Kiedy myślimy o Alpach, w naszej wyobraźni ukazują się Włochy, Austria czy Szwajcaria. Wielu z nas zapomina jednak
o tym, iż Alpy znajdują się również na terenie Słowenii. Dlatego przeniesiemy się teraz na terytorium tego niewielkiego,
a bardzo malowniczego kraju, którego dwie trzecie powierzchni zajmują góry. Z pewnością region kojarzony jest głównie
z wyżyną Kras i Jaskinią Postojną, ewentualnie z konkursem skoków narciarskich w Planicy, dlatego warto powiedzieć kilka słów o mniej znanych, alpejskich krajobrazach Słowenii.

Jedziemy w Alpy Julijskie, zwane też słonecznymi górami, ze względu na to, że zawsze świeci tutaj słońce. Już z oddali w oczy rzuca się nam, pozornie niewysoki jak na Alpy, jednak monumentalnie wyróżniający się najwyższy szczyt tego kraju, a mianowicie Triglav, osiągający 2864 m n.p.m. Zdobycie tego szczytu nie jest łatwe, liczne trasy piesze przeznaczone są dla bardziej wytrawnych turystów. Nie mniej jednak, jak przyjęło się w lokalnej tradycji, każdy Słoweniec przynajmniej raz w życiu powinien zdobyć Triglav.

Wiemy już, że Alpy Julijskie dają możliwości dla turystyki górskiej. Jednak Alpy zawsze kojarzone są przede wszystkim
z białym szaleństwem na jednej czy dwóch deskach. Słowenia również zaprasza na narty. Godnym polecenia miejscem dla amatorów narciarstwa będzie najwyżej położony ośrodek narciarski w kraju, jakim jest Bovec, w pobliżu granicy Słowenii z Włochami i Austrią. Dlaczego warto wybrać się akurat tam? Po pierwsze, ze względu na dużą wysokość, sezon trwa od listopada do maja. Ponadto, bliskość granicy daje możliwość szusowania po stokach zarówno Słoweńskich, jak i Włoskich. Co więcej, w trakcie rozkoszowania się prędkością i wiatrem we włosach podczas zjazdów, z pewnością będzie nam towarzyszyć słońce, a także fantastyczne widoki. Naszym oczom ukaże się tutaj adriatycka riwiera, doskonale widoczna ze stoków góry Kanin, po której będziemy śmigać. Bez wątpienia uprawianie narciarstwa
w tym miejscu będzie zatem niezapomniane, nie mówiąc już o tym, że nasz portfel nie ucierpi na tym tak bardzo, jak mogłoby to być w Austrii czy we Włoszech.

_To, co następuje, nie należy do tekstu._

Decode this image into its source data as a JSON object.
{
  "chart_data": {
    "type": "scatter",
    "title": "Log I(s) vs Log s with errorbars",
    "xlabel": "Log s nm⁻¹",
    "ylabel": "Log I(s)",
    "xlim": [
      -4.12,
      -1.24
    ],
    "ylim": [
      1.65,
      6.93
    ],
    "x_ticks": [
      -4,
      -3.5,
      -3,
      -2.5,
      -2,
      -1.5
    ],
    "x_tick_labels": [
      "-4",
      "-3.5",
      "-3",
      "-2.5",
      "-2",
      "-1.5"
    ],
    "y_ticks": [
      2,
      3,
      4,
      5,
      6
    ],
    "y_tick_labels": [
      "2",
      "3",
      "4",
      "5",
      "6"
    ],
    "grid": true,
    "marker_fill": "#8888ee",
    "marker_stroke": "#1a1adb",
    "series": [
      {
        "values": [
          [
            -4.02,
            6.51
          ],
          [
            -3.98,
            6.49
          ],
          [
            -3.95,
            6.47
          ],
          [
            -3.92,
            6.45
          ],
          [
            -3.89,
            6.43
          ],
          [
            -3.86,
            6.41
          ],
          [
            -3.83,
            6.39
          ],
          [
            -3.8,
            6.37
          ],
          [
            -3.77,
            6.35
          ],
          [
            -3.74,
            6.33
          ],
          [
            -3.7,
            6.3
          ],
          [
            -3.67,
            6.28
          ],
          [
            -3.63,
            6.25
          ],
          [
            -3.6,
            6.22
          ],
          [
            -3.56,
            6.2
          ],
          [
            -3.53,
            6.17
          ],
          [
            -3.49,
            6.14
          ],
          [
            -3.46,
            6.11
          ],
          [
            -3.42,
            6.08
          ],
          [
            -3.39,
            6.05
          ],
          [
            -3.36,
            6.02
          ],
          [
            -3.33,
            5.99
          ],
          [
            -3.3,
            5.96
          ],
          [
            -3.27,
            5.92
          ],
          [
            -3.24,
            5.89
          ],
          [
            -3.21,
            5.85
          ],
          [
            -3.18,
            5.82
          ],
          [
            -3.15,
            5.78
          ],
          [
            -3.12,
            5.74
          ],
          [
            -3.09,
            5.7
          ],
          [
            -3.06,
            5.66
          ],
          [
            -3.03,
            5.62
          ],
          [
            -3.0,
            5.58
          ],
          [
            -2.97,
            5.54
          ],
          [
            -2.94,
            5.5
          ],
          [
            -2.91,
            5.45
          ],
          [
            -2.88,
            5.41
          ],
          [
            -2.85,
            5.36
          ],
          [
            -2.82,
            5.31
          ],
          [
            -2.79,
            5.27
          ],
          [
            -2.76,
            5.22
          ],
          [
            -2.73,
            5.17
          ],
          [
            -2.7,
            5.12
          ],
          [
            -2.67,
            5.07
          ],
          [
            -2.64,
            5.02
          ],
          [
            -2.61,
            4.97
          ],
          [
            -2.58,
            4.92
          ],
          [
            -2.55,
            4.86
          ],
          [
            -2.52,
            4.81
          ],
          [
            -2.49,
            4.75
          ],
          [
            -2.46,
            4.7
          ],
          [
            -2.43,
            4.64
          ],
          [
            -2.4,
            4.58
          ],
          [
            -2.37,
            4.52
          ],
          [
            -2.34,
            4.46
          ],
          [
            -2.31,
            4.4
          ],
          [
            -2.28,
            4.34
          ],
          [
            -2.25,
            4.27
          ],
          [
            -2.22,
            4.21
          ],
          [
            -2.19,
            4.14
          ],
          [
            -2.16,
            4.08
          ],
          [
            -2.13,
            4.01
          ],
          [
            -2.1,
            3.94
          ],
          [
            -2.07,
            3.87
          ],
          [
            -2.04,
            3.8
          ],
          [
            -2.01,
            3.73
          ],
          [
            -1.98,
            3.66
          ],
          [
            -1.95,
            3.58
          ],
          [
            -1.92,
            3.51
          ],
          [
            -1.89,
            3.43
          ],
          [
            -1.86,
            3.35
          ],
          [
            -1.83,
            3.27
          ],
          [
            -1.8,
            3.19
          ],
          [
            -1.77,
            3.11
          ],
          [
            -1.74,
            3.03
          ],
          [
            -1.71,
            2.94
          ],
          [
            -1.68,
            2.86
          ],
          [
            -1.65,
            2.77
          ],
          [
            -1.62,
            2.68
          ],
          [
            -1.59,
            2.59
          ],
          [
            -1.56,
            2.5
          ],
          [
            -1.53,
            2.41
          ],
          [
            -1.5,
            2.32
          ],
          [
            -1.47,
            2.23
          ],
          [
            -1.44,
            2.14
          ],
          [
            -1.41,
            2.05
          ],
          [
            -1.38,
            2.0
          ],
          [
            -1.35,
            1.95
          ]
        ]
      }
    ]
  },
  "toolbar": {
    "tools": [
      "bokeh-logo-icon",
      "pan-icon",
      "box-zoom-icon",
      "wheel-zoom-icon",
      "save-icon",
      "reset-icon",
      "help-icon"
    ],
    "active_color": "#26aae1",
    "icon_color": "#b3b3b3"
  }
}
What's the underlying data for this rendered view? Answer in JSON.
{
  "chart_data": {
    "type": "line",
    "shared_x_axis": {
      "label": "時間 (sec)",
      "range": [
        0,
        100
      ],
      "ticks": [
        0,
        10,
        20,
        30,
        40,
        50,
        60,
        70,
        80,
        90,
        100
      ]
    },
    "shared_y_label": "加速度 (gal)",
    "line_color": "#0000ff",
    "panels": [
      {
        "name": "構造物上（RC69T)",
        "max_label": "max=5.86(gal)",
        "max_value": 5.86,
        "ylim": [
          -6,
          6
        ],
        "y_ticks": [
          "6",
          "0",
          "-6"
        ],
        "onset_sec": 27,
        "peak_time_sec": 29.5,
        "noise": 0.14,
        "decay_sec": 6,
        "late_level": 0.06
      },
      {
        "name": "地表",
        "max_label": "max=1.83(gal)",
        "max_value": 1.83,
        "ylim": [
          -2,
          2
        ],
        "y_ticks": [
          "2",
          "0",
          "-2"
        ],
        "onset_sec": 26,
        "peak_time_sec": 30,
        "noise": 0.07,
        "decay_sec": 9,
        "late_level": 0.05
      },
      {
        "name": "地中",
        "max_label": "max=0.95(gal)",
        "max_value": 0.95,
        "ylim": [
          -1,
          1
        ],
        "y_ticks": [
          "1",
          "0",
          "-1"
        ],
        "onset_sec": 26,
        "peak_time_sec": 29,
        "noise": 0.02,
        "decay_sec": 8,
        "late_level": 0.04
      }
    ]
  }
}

Jeśli zaś po białym szaleństwie będziemy mieli ochotę się ogrzać, przeniesiemy się do Bledu. Znajduje się tam uzdrowisko, malowniczo położone nad polodowcowym jeziorem o tej samej nazwie. Jednak to nie w jeziorze będziemy się ogrzewać, gdyż przeraźliwy chłód wód zbiornika przyciąga co najwyżej morsów. Skorzystamy tutaj z wód termalnych, dzięki obecności których w Bledzie powstało uzdrowisko.

Słoweńskie Alpy kryją jeszcze wiele interesujących miejsc, które urzekną niejednego wędrowca. Jak widać, jest to doskonałe miejsce zarówno do pieszych wędrówek wzdłuż malowniczych gór i dolin, jak i wypoczynku w ciepłych termalnych wodach. To także idealna, „hipsterska” alternatywa dla narciarzy. O alpejskich kurortach narciarskich we Włoszech słyszał przecież każdy, jednak kto kiedykolwiek pomyślał o tym, by na narty wybrać się do mniej popularnej Słowenii? Dla ciągłego słońca na stoku i niezapomnianej panoramy Adriatyku w czasie zjazdów chyba warto. Być może
z czasem Słowenia stanie się tańszą, a równie atrakcyjną opcją na narciarski czy górski wyjazd zagraniczny.